La mesure étend la restriction des bases de Rota et de Morón en Andalousie à tout contingent militaire déployé dans le cadre de la guerre iranienne, qui s'est déjà étendue au Moyen-Orient et à la région du Golfe.
Le gouvernement espagnol empêchera l'utilisation de l'ensemble de son espace aérien par tout avion militaire américain lié au conflit iranien ou destiné à cette zone, élargissant ainsi sa décision antérieure de restreindre les bases de Rota (Cadix) et de Morón de la Frontera (Séville) à cette fin.

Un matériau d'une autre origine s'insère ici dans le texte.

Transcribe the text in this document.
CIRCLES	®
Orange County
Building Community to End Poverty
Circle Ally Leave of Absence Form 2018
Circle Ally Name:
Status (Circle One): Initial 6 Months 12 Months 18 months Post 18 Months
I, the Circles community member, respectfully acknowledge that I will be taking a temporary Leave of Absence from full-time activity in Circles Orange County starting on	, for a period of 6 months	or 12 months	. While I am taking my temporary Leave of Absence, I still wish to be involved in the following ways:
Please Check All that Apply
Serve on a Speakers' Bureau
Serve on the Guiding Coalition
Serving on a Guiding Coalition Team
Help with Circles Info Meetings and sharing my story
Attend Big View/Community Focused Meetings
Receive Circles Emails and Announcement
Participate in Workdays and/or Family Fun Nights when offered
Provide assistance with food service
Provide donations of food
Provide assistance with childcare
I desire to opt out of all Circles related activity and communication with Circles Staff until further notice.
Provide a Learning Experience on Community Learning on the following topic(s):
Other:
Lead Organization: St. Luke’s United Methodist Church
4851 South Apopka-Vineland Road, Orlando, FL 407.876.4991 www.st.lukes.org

C'est ce qu'a confirmé José Manuel Albares, le ministre des Affaires étrangères, sur "Rac 1" lundi matin, suite aux informations publiées par le journal "El País". "L'objectif est de ne rien faire qui puisse permettre l'escalade de la guerre. Simplement, ce que nous avons fait, c'est de ne pas permettre son utilisation dans le cadre de ce conflit".

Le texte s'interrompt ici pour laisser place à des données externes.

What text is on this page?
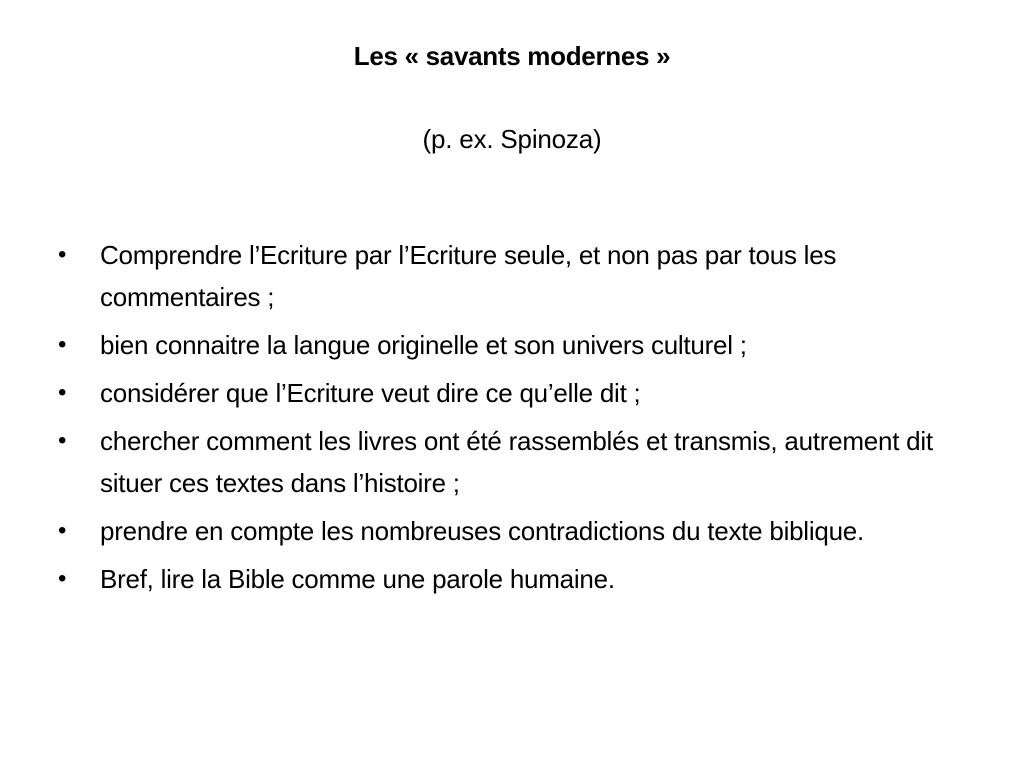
Les « savants modernes »
(p. ex. Spinoza)
•	Comprendre l’Ecriture par l’Ecriture seule, et non pas par tous les commentaires ;
•	bien connaitre la langue originelle et son univers culturel ;
•	considérer que l’Ecriture veut dire ce qu’elle dit ;
•	chercher comment les livres ont été rassemblés et transmis, autrement dit situer ces textes dans l’histoire ;
•	prendre en compte les nombreuses contradictions du texte biblique.
•	Bref, lire la Bible comme une parole humaine.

Le ministre socialiste a assuré qu'il existait un "flux d'informations" avec Washington concernant ce conflit, qu'il considère comme "une guerre unilatérale qui viole le droit international", mais il a précisé que les relations avec les États-Unis étaient toujours en vigueur : "Il n'y a aucune indication d'une rupture des relations diplomatiques. Nous avons une relation tout à fait normale avec l'ambassadeur des États-Unis".
Margarita Robles, son homologue à la défense, a également confirmé les intentions du gouvernement Sánchez, allant même jusqu'à préciser que le veto avait déjà été communiqué en privé.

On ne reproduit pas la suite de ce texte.